L’effetto finale implicherebbe che se un canale Rai non riuscisse a saturare il proprio 4%, Rai non potrebbe recuperare la differenza rimasta “inevasa” sugli altri canali (ad esempio su Rai Uno, allorquando Rai Tre fallisse i propri obiettivi pubblicitari). La quota non più onorata da Rai rimarrebbe ovviamente libera sul mercato, a disposizione delle emittenti in grado di accoglierla a corredo (e finanziamento) della propria programmazione.

Gli uffici giuridici sia della Vigilanza sia dell’Agcom avranno senz’altro segnalato che la legge (TUSMAR), fonte di rango primario, all’art. 38 parla chiaro: “Limiti di affollamento

  1. La trasmissione di messaggi pubblicitari da parte della concessionaria del servizio pubblico generale radiotelevisivo non può eccedere il 4 per cento dell’orario settimanale di programmazione ..” e “… 2. La trasmissione di spot pubblicitari televisivi da parte delle emittenti in chiaro, anche analogiche, in ambito nazionale, diverse dalla concessionaria del servizio pubblico generale radiotelevisivo, non può eccedere il 15 per cento dell’orario giornaliero di programmazione ed ….” .
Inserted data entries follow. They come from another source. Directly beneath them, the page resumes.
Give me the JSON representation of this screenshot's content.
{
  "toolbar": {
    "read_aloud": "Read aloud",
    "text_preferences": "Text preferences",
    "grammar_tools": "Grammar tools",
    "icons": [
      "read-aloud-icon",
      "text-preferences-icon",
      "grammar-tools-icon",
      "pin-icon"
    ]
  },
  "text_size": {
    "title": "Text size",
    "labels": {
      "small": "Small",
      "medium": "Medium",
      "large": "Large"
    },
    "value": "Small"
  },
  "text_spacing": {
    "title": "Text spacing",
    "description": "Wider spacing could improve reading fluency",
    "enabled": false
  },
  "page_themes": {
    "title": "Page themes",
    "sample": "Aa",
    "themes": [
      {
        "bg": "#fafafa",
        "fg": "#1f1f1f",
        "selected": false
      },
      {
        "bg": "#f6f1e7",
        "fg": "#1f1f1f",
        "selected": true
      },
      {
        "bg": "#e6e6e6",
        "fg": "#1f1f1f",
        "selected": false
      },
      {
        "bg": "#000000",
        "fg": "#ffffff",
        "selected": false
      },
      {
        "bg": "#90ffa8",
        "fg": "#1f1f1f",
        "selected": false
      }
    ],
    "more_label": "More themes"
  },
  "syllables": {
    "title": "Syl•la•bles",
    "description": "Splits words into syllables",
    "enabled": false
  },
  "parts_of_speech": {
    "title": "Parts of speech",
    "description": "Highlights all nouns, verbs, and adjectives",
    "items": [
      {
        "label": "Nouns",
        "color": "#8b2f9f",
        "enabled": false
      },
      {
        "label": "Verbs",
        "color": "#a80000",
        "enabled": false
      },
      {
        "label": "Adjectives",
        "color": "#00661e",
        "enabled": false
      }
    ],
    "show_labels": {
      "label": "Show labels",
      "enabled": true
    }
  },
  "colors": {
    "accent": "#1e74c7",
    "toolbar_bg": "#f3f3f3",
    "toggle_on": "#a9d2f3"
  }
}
Ciò significa, testualmente ed espressamente, che il limite del 4% si applica alla concessionaria pubblica, cioé a Rai, e non ai suoi singoli canali, mentre il limite del 15% si applica alle singole emittenti private in chiaro, e non al suo proprietario, in quanto, come dice la norma, “diverse dalla concessionaria del servizio pubblico generale radiotelevisivo”.

Sulla base di tale diversità legislativamente stabilita, il soggetto giuridico sottoposto al limite del 4% e’ la Rai nel suo complesso, non RaiUno, RaiDue o RaiTre, e specularmente (sempre per legge) il soggetto giuridico sottoposto al limite orario giornaliero del 15% non è ad esempio Mediaset, ma, singolarmente, Canale5, Rete4 e Italia1.
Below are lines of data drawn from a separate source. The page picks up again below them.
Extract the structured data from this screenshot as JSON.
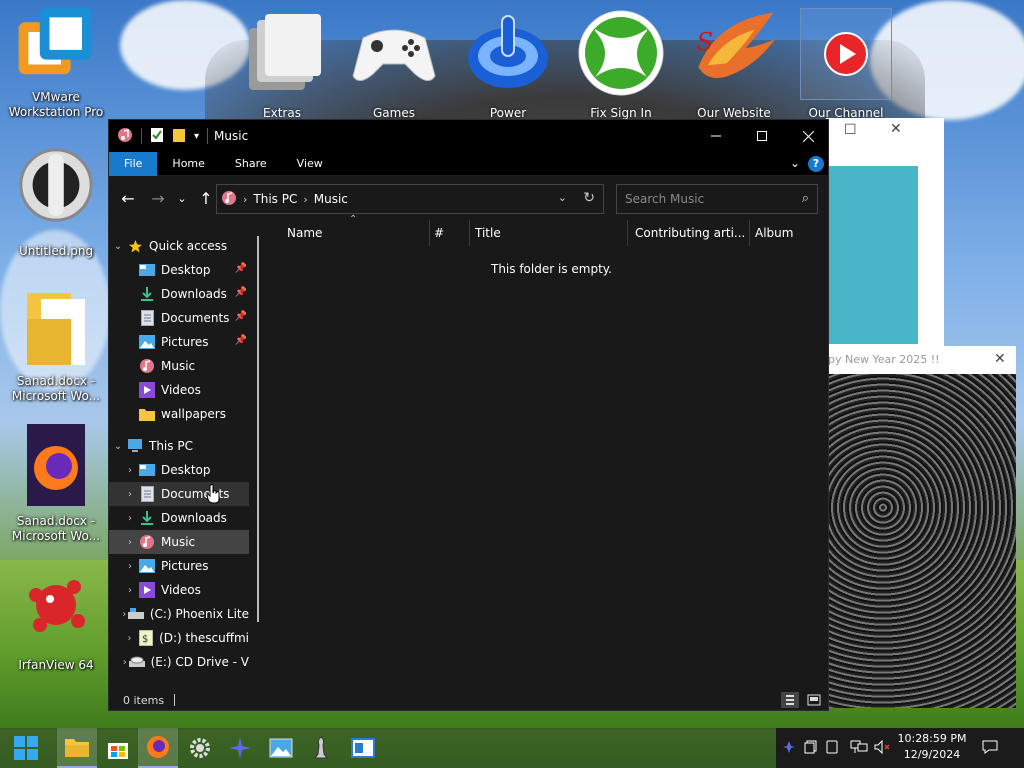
{
  "desktop": {
    "left_icons": [
      {
        "label": "VMware Workstation Pro"
      },
      {
        "label": "Untitled.png"
      },
      {
        "label": "Sanad.docx - Microsoft Wo..."
      },
      {
        "label": "Sanad.docx - Microsoft Wo..."
      },
      {
        "label": "IrfanView 64"
      }
    ],
    "top_icons": [
      {
        "label": "Extras"
      },
      {
        "label": "Games"
      },
      {
        "label": "Power"
      },
      {
        "label": "Fix Sign In"
      },
      {
        "label": "Our Website"
      },
      {
        "label": "Our Channel"
      }
    ],
    "bg_window_title": "py New Year 2025 !!"
  },
  "explorer": {
    "title": "Music",
    "ribbon_tabs": [
      "File",
      "Home",
      "Share",
      "View"
    ],
    "help": "?",
    "breadcrumb": [
      "This PC",
      "Music"
    ],
    "search_placeholder": "Search Music",
    "nav": {
      "quick_access": "Quick access",
      "quick_items": [
        "Desktop",
        "Downloads",
        "Documents",
        "Pictures",
        "Music",
        "Videos",
        "wallpapers"
      ],
      "this_pc": "This PC",
      "pc_items": [
        "Desktop",
        "Documents",
        "Downloads",
        "Music",
        "Pictures",
        "Videos",
        "(C:) Phoenix Lite",
        "(D:) thescuffmi",
        "(E:) CD Drive - V"
      ]
    },
    "columns": [
      "Name",
      "#",
      "Title",
      "Contributing arti...",
      "Album"
    ],
    "empty_message": "This folder is empty.",
    "status": "0 items"
  },
  "taskbar": {
    "time": "10:28:59 PM",
    "date": "12/9/2024"
  },
  "colors": {
    "accent": "#1979ca",
    "window_bg": "#191919",
    "titlebar_bg": "#000000",
    "selected_row": "#444444"
  }
}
La diversità richiamata dalla legge non è affatto astratta, ma di natura giuridica.

La Rai è una concessionaria pubblica che opera in base ai principi costituzionali di cui all’art. 43 Cost. (concessionaria di un servizio pubblico di preminente interesse generale), Mediaset (per seguire l’esempio) è un soggetto autorizzato che opera in base ai principi di cui all’art. 41 Cost. (esercizio dell’attività di impresa). La concessione di servizio pubblico della Rai è onnicomprensiva ed unitaria (tutti e tre i canali della Rai sono di servizio pubblico).

L’autorizzazione ad operare di Mediaset non è affatto unitaria (non include in un unico provvedimento Canale5, Italia1 e Rete4), ma è triplice. Ogni canale di Mediaset ha una propria autorizzazione ad operare, revocata per assurdo l’autorizzazione a Canale5, Italia1 e Rete4 non perderebbero la propria e potrebbero proseguire nell’attività. Così non è per Rai. La eventuale revoca della concessione Rai comporterebbe immediatamente il venir meno contestuale del titolo ad operare per RaiUno, RaiDue e RaiTre. In sostanza Rai ha una sola concessione, Mediaset ha tre autorizzazioni.
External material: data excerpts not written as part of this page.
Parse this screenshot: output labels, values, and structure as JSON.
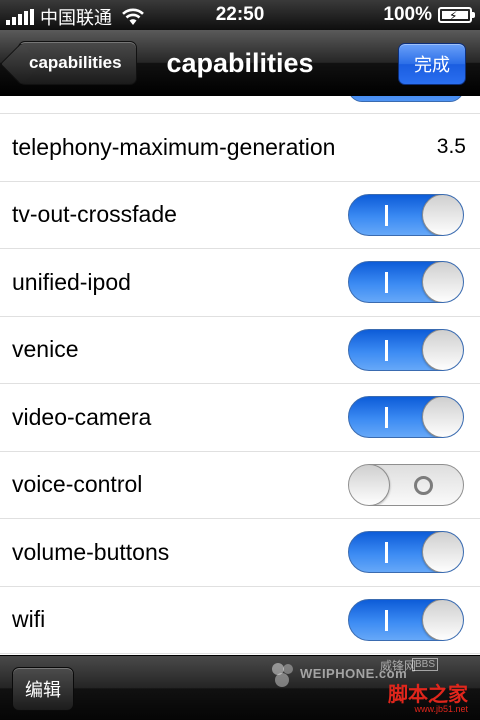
{
  "status_bar": {
    "carrier": "中国联通",
    "time": "22:50",
    "battery": "100%"
  },
  "nav": {
    "back_label": "capabilities",
    "title": "capabilities",
    "done_label": "完成"
  },
  "rows": [
    {
      "label": "telephony-maximum-generation",
      "value": "3.5"
    },
    {
      "label": "tv-out-crossfade",
      "toggle": "on"
    },
    {
      "label": "unified-ipod",
      "toggle": "on"
    },
    {
      "label": "venice",
      "toggle": "on"
    },
    {
      "label": "video-camera",
      "toggle": "on"
    },
    {
      "label": "voice-control",
      "toggle": "off"
    },
    {
      "label": "volume-buttons",
      "toggle": "on"
    },
    {
      "label": "wifi",
      "toggle": "on"
    }
  ],
  "toolbar": {
    "edit_label": "编辑"
  },
  "watermark": {
    "brand": "WEIPHONE.com",
    "cn": "威锋网",
    "bbs": "BBS",
    "site": "脚本之家",
    "url": "www.jb51.net"
  },
  "colors": {
    "toggle_on": "#2f7cf0",
    "done_button": "#2b6ee8",
    "watermark_red": "#e0261c"
  },
  "icons": [
    "signal-bars-icon",
    "wifi-icon",
    "battery-icon",
    "toggle-on-icon",
    "toggle-off-icon",
    "weiphone-logo-icon"
  ]
}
Questa è la principale ragione giuridica per la quale il tetto alla raccolta pubblicitaria del 4% settimanale si applica a Rai nel suo complesso, mentre il 15% giornaliero si applica ad ogni singola rete privata autorizzata alla trasmissione in chiaro.

Vi sarebbe inoltre una ragione economica.

La Rai, come si è visto, nel suo complesso, ha un tetto più stringente rispetto alle reti private. Ciò vuol dire che il differenziale (la differenza tra il 4% di Rai ed il 15% di tutte le altre singole emittenti) è a disposizione del mercato (poiché la Rai vi ha rinunciato per legge) che ne beneficia senza però riconoscerlo pubblicamente. Ne deriva che l’eventuale ulteriore restringimento dei vincoli già presenti alla raccolta pubblicitaria di Rai, interpretando il tetto del 4% come applicabile ai singoli canali del servizio pubblico, si tradurrebbe in realtà in una sostanziale modifica legislativa dell’art. 38, comma 1, del Tusmar, in quanto il tetto al quale sarebbe sottoposta la concessionaria pubblica non sarebbe più del 4% dell’orario settimanale, ma sarebbe inferiore.

E né la Commissione di vigilanza né Agcom possono modificare la legge, essendo anzi tenute ad applicarla!